What comes as perhaps the biggest surprise is that the Panasonic G1 is rather chunky. It's not as significantly smaller than the Olympus E-420 as we expected and would have liked – it shaves just a few millimetres off in each direction.
Part of the bulk might have been saved by having a fixed LCD, rather than the swivelling one that's been chosen. On the flipside, the bulky handgrip makes the G1 comfortable to hold.
The 14-45mm kit lens is very compact, though, as is the 45-200mm model, but sadly that's where the lens choice ends at the moment. A nice, fast prime would be welcome.
Against the grain
One of the dangers of a small sensor is increased noise, particularly at high ISO. The G1's problem is that it suffers from noise even at ISO 100 and steadily gets worse until it's unusable past ISO 800.
Colours are a little insipid, too. The captured detail is good, however, despite some clipping issues, and the autofocus is nippy. The flash performance is also quite sympathetic.

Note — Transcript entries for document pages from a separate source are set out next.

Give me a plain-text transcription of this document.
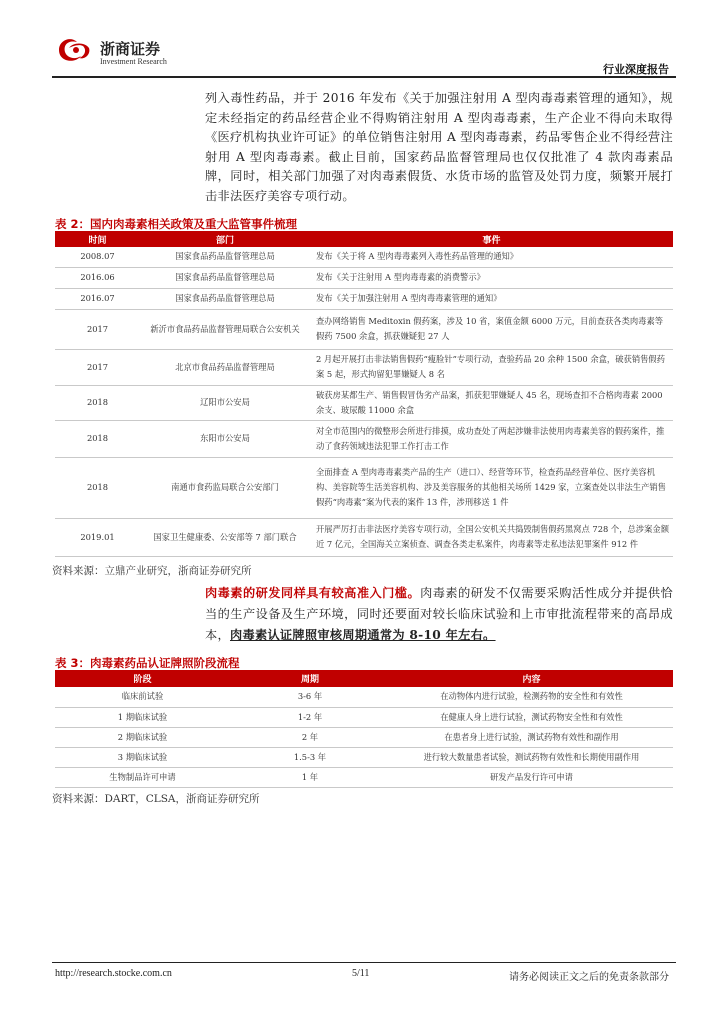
浙商证券
Investment Research
行业深度报告
列入毒性药品，并于 2016 年发布《关于加强注射用 A 型肉毒毒素管理的通知》，规定未经指定的药品经营企业不得购销注射用 A 型肉毒毒素，生产企业不得向未取得《医疗机构执业许可证》的单位销售注射用 A 型肉毒毒素，药品零售企业不得经营注射用 A 型肉毒毒素。截止目前，国家药品监督管理局也仅仅批准了 4 款肉毒素品牌，同时，相关部门加强了对肉毒素假货、水货市场的监管及处罚力度，频繁开展打击非法医疗美容专项行动。
表 2：国内肉毒素相关政策及重大监管事件梳理
时间	部门	事件
2008.07	国家食品药品监督管理总局	发布《关于将 A 型肉毒毒素列入毒性药品管理的通知》
2016.06	国家食品药品监督管理总局	发布《关于注射用 A 型肉毒毒素的消费警示》
2016.07	国家食品药品监督管理总局	发布《关于加强注射用 A 型肉毒毒素管理的通知》
2017	新沂市食品药品监督管理局联合公安机关	查办网络销售 Meditoxin 假药案，涉及 10 省，案值金额 6000 万元，目前查获各类肉毒素等假药 7500 余盒，抓获嫌疑犯 27 人
2017	北京市食品药品监督管理局	2 月起开展打击非法销售假药“瘦脸针”专项行动，查验药品 20 余种 1500 余盒，破获销售假药案 5 起，形式拘留犯罪嫌疑人 8 名
2018	辽阳市公安局	破获房某都生产、销售假冒伪劣产品案，抓获犯罪嫌疑人 45 名，现场查扣不合格肉毒素 2000 余支、玻尿酸 11000 余盒
2018	东阳市公安局	对全市范围内的微整形会所进行排摸，成功查处了两起涉嫌非法使用肉毒素美容的假药案件，推动了食药领域违法犯罪工作打击工作
2018	南通市食药监局联合公安部门	全面排查 A 型肉毒毒素类产品的生产（进口）、经营等环节，检查药品经营单位、医疗美容机构、美容院等生活美容机构、涉及美容服务的其他相关场所 1429 家，立案查处以非法生产销售假药“肉毒素”案为代表的案件 13 件，涉刑移送 1 件
2019.01	国家卫生健康委、公安部等 7 部门联合	开展严厉打击非法医疗美容专项行动，全国公安机关共捣毁制售假药黑窝点 728 个，总涉案金额近 7 亿元，全国海关立案侦查、调查各类走私案件，肉毒素等走私违法犯罪案件 912 件
资料来源：立鼎产业研究，浙商证券研究所
肉毒素的研发同样具有较高准入门槛。肉毒素的研发不仅需要采购活性成分并提供恰当的生产设备及生产环境，同时还要面对较长临床试验和上市审批流程带来的高昂成本，肉毒素认证牌照审核周期通常为 8-10 年左右。
表 3：肉毒素药品认证牌照阶段流程
阶段	周期	内容
临床前试验	3-6 年	在动物体内进行试验，检测药物的安全性和有效性
1 期临床试验	1-2 年	在健康人身上进行试验，测试药物安全性和有效性
2 期临床试验	2 年	在患者身上进行试验，测试药物有效性和副作用
3 期临床试验	1.5-3 年	进行较大数量患者试验，测试药物有效性和长期使用副作用
生物制品许可申请	1 年	研发产品发行许可申请
资料来源：DART，CLSA，浙商证券研究所
http://research.stocke.com.cn	5/11	请务必阅读正文之后的免责条款部分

The controls could be more ergonomic and logical. The Quick Menu button gives access to many settings, such as exposure compensation and metering modes, but it ironically encompasses too many options, so none of them are quickly accessed. At least ISO and white balance are available directly from the D-pad.
If Micro Four Thirds is to succeed, it needs a more competent champion than this – something with the intuitive controls a photographer requires but that's not trying so hard to look like an SLR.
Go for an Olympus E-420 or Canon G10 for now, not this poor halfway house.